Yes. Squarespace is consistently rated as one of the easiest website builders to use. The intuitive interface, drag-and-drop editor, and professional templates make it accessible for people with no technical background. You can build a professional site in an afternoon.

Can I sell products on Squarespace?

Yes. All Squarespace plans support ecommerce, though the Basic plan charges transaction fees. You can sell physical products, digital downloads, services, subscriptions, and gift cards. However, for large ecommerce operations (500+ products), Shopify is better.

Does Squarespace include hosting?

Yes. Hosting is included with every Squarespace plan, along with SSL certificates, unlimited bandwidth, and automatic backups. You don't need to purchase separate hosting.

Can I use my own domain?

Yes. You can either purchase a domain through Squarespace (free for the first year on annual plans) or connect an existing domain from another registrar like GoDaddy or Namecheap.

Does Squarespace offer email hosting?

Squarespace doesn't host email directly, but they offer Google Workspace integration for professional email addresses ([email protected]). Google Workspace starts at $6/user/month after any promotional period.

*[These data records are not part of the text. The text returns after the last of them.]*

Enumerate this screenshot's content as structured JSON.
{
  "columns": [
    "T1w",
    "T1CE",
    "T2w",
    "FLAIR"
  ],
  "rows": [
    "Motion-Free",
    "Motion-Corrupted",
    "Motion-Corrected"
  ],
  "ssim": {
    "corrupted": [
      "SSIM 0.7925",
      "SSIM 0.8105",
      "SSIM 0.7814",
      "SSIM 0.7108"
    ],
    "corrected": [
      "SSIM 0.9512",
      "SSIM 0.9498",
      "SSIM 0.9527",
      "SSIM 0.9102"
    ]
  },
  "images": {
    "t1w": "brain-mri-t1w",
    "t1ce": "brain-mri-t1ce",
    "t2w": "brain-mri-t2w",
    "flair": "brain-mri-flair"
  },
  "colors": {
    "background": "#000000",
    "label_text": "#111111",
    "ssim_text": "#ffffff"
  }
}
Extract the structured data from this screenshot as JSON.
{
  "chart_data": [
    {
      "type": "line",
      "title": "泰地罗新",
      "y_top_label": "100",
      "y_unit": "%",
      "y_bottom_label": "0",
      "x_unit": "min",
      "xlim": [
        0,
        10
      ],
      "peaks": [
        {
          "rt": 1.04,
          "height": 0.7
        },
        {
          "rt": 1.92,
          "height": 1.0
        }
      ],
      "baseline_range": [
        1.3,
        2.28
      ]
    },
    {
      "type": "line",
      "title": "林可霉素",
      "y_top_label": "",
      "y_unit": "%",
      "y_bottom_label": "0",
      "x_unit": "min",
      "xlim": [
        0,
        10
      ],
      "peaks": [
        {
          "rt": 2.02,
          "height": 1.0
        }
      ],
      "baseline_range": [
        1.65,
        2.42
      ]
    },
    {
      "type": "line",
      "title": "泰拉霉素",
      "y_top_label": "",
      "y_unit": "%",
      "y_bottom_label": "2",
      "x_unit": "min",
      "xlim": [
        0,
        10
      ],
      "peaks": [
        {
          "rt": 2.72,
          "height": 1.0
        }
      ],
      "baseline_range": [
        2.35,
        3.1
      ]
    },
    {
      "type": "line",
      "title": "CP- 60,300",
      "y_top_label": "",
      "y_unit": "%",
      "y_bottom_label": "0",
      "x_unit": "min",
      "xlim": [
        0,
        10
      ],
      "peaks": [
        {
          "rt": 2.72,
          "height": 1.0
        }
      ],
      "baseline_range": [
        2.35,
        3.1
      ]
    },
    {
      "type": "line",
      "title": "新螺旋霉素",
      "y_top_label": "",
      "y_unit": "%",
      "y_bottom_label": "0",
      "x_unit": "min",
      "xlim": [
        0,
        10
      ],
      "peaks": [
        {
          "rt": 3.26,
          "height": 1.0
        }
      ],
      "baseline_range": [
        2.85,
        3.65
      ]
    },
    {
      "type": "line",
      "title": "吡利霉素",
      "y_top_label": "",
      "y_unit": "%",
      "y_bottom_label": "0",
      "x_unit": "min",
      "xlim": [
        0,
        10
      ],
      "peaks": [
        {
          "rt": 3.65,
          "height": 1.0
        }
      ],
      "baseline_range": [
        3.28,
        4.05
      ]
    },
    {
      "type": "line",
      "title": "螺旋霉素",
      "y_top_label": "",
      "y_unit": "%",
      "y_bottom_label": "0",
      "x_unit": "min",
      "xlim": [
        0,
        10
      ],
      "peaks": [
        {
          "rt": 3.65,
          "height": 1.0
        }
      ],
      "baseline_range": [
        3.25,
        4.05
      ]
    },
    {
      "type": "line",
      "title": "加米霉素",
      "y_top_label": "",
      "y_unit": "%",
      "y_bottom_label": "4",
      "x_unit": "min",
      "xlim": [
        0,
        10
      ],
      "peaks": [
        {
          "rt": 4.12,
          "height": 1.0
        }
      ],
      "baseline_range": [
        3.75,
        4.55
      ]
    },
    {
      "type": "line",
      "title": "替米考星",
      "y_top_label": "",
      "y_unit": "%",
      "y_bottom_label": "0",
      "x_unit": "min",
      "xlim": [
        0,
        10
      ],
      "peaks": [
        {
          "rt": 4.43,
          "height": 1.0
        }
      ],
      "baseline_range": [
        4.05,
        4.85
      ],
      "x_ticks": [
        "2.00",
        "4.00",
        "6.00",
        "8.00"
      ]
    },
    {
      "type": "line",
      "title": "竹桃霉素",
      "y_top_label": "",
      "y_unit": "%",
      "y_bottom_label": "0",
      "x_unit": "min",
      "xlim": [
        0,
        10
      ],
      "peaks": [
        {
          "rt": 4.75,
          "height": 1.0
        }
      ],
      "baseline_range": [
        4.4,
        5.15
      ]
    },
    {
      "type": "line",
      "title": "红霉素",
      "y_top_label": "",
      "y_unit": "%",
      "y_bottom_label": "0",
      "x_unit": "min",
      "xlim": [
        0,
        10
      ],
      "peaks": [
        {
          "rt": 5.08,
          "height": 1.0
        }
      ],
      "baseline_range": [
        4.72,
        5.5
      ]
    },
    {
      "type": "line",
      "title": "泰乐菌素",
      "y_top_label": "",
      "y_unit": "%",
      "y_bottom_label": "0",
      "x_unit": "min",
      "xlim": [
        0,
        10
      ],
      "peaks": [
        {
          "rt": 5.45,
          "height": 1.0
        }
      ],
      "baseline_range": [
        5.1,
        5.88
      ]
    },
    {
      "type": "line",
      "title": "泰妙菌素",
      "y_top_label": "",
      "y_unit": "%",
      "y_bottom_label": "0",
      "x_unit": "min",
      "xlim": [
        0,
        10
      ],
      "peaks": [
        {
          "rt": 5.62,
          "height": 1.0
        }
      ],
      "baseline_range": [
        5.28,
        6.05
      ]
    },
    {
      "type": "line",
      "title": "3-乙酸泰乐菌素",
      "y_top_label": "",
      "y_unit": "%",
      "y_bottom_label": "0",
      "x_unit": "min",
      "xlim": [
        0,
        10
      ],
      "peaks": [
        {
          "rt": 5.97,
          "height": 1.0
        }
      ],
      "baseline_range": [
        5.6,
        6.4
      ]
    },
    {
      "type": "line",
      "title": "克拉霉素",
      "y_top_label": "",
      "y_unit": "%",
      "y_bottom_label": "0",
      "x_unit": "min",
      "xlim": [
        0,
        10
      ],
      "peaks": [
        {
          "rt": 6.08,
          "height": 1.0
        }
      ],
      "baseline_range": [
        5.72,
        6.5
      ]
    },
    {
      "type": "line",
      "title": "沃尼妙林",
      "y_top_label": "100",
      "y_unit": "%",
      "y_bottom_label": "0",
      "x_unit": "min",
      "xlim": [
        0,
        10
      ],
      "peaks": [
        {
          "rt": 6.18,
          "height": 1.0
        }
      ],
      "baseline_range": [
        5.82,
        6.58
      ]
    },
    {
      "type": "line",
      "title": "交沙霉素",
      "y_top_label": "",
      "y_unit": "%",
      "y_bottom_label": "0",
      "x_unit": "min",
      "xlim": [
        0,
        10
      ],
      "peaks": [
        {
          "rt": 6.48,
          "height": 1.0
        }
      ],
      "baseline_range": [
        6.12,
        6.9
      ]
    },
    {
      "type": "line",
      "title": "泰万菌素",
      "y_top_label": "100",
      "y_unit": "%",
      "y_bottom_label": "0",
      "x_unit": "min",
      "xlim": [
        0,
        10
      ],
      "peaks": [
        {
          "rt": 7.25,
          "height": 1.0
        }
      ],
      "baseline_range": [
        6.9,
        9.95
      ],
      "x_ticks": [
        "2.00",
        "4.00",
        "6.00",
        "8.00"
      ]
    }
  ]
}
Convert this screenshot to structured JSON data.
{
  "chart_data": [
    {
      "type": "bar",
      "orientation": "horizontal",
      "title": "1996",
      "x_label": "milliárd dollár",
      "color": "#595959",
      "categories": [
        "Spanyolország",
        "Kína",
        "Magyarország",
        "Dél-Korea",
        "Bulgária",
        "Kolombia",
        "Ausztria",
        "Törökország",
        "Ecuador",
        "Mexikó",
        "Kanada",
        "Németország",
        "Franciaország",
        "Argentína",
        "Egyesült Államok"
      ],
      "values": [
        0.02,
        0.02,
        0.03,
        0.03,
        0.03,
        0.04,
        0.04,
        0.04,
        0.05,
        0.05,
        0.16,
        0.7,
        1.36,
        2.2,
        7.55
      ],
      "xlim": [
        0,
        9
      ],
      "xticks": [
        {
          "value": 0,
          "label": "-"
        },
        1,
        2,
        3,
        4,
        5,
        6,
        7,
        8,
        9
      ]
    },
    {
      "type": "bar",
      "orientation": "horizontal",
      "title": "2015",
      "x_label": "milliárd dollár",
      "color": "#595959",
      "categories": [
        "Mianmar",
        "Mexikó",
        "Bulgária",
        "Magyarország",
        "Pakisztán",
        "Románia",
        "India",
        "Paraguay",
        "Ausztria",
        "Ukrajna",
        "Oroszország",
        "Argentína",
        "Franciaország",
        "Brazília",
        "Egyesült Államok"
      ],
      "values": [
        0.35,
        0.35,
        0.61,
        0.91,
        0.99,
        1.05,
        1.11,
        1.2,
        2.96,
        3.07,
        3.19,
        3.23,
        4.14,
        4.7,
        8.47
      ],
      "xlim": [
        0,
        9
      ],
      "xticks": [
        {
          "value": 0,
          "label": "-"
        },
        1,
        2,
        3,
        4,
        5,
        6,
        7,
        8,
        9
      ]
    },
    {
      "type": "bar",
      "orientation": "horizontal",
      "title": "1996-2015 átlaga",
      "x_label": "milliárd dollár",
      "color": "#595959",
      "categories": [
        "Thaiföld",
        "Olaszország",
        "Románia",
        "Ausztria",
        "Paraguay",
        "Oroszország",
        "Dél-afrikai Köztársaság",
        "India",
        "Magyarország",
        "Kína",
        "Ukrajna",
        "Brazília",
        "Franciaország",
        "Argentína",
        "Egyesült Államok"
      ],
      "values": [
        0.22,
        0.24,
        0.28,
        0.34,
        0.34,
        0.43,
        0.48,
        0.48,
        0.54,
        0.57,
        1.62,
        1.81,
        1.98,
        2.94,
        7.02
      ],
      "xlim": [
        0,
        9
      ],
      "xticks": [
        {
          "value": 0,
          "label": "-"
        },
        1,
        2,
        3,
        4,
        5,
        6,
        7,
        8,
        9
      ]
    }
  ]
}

Is Squarespace good for SEO?

Squarespace handles technical SEO well with clean code, mobile responsiveness, SSL certificates, and customizable meta tags. However, it lacks advanced SEO plugins like WordPress's Yoast. For basic to intermediate SEO needs, it's sufficient.

Can I migrate from WordPress to Squarespace?

Yes, but it requires manual work. Squarespace can import WordPress blog posts, but you'll need to rebuild your site design and manually transfer other content. Consider hiring a Squarespace Expert if you have a complex site.

Does Squarespace have a free plan?

No. Squarespace offers a 14-day free trial (no credit card required), but you must subscribe to a paid plan to publish your site. Plans start at $16/month with annual billing.

Can I cancel my Squarespace subscription?

Yes. You can cancel anytime. If you cancel within 14 days of your initial purchase on an annual plan, you can request a refund. After that, refunds are not provided, but you can cancel to prevent future charges. Monthly subscriptions are not refunded.

What happens if I don't renew my domain?

If you don't renew your Squarespace domain within 15 days of expiration, your website will be archived and no longer accessible. Your email (if hosted through Google Workspace connected to that domain) will also stop working.